I used to be on Prozac and am wondering if I should go back on it or another anti-depressant. The Prozac seemed to just quit working. Doctors just don’t seem to get it, that I am depressed. They just figure — hey, I’m a woman, so I’m just being a baby.
Can you offer me any suggestions? I really need to get out of this. I hate my life, I hate me. I just want to feel okay about my life. I’m tired of everything.
Counseling — can I afford the gas to and from? No, but can I afford not to? I don’t know. Been there, done that, and here I am again, hurting, lonely, hating everything. I don’t know what to do. I can’t stand the anger and hurt inside.
I’m so sorry that the first half of your life has been so awful. Please do not allow the second half to be as bad. I am a big believer in the transformative power of change. Thus, now is the time for you to make some adjustments so that your life will no longer be rotten and miserable.
You are correct that many physicians don’t take women’s complaints seriously. There is even research to support this tendency, and I believe that many medical schools are now training their students differently as a result. Hopefully you will find one who is respectful of you. But even if you don’t, you still should be an active participant in your own healthcare. If an antidepressant is not working for you, then talk over your options with your physician and figure out what is best for you. If the physician is not interested in your input, please find one who is.

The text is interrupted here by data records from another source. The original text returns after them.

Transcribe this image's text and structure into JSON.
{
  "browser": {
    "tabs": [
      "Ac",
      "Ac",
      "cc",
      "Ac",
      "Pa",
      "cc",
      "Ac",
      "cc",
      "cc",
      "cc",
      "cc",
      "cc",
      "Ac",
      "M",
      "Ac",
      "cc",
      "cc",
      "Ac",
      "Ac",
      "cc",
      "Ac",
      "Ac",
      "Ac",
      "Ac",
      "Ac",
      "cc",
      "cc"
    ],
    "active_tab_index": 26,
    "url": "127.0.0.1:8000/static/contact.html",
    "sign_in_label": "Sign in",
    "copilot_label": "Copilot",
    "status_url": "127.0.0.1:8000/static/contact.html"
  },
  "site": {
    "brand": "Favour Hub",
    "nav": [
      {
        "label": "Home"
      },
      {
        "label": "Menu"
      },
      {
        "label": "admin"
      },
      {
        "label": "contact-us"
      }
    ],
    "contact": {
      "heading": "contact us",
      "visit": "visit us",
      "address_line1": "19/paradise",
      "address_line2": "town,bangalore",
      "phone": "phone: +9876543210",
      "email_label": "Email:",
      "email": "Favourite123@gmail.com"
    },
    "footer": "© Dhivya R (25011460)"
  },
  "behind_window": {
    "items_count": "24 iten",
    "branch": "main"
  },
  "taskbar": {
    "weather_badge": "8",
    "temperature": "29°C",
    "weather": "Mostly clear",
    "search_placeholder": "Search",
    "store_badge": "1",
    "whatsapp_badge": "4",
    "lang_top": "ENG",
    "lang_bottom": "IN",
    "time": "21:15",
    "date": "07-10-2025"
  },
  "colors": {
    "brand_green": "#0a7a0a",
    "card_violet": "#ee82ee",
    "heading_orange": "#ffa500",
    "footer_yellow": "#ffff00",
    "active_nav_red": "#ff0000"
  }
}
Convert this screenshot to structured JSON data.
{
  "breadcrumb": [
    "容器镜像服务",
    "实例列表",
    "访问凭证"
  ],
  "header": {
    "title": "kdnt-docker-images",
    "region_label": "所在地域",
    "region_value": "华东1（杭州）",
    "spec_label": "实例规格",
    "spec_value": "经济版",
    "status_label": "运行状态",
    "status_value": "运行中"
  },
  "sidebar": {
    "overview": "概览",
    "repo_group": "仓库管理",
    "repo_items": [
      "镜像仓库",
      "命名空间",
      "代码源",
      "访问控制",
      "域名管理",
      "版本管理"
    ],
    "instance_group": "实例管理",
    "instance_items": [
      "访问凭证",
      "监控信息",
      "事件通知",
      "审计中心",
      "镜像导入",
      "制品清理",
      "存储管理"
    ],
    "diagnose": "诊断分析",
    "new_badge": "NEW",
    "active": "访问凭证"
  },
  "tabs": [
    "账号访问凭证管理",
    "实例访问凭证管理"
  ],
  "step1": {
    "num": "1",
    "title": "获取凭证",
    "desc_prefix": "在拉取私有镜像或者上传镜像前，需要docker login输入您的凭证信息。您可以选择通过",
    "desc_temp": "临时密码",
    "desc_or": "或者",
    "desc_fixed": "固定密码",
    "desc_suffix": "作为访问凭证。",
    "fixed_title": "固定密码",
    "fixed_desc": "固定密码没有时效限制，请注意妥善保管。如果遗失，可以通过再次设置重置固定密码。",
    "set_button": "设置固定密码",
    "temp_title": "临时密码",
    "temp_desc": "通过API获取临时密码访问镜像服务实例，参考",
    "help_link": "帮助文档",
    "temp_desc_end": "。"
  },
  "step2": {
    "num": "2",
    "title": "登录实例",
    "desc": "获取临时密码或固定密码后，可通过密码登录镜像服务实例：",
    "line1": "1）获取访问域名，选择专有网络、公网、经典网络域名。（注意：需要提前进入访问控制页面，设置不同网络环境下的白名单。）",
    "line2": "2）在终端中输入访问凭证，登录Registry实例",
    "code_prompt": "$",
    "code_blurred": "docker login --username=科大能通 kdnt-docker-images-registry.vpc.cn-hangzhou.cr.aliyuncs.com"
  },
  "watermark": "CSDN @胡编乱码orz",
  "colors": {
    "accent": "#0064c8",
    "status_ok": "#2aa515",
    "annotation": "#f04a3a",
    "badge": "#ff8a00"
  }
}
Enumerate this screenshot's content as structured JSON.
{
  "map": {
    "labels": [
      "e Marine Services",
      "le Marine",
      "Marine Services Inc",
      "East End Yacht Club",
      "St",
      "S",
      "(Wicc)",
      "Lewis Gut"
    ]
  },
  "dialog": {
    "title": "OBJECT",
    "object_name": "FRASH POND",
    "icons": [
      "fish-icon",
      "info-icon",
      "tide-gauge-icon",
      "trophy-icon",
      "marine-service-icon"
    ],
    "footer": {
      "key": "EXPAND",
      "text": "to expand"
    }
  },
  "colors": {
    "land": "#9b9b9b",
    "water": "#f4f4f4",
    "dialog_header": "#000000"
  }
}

You didn’t mention what exactly makes your life so terrible, so I cannot speak to that. However, a good counselor will be able to get the root of the problems and help you make changes so you can heal. I understand that gas is expensive and it may be difficult to reach a good counselor but, as you said, you really cannot afford not to. Look upon it as an investment in the new and wonderful life you will have.
In order to make sure that you get the maximum benefit from counseling, please do a little research ahead of time to ensure that you get the counselor who is right for you. Contact some counselors who work with the type of issues you’re dealing with and talk with them about their style of counseling, their experience, and how they work with patients. Listen to what they say but, most importantly, listen to how they say it. A good relationship with your counselor is essential and you must feel comfortable with her or him. Thus, although being comfortable is difficult to determine over the phone, as you talk with them, please try to imagine yourself working with this person and see if it feels right to you. If it does, schedule an appointment. If it doesn’t, continue your search.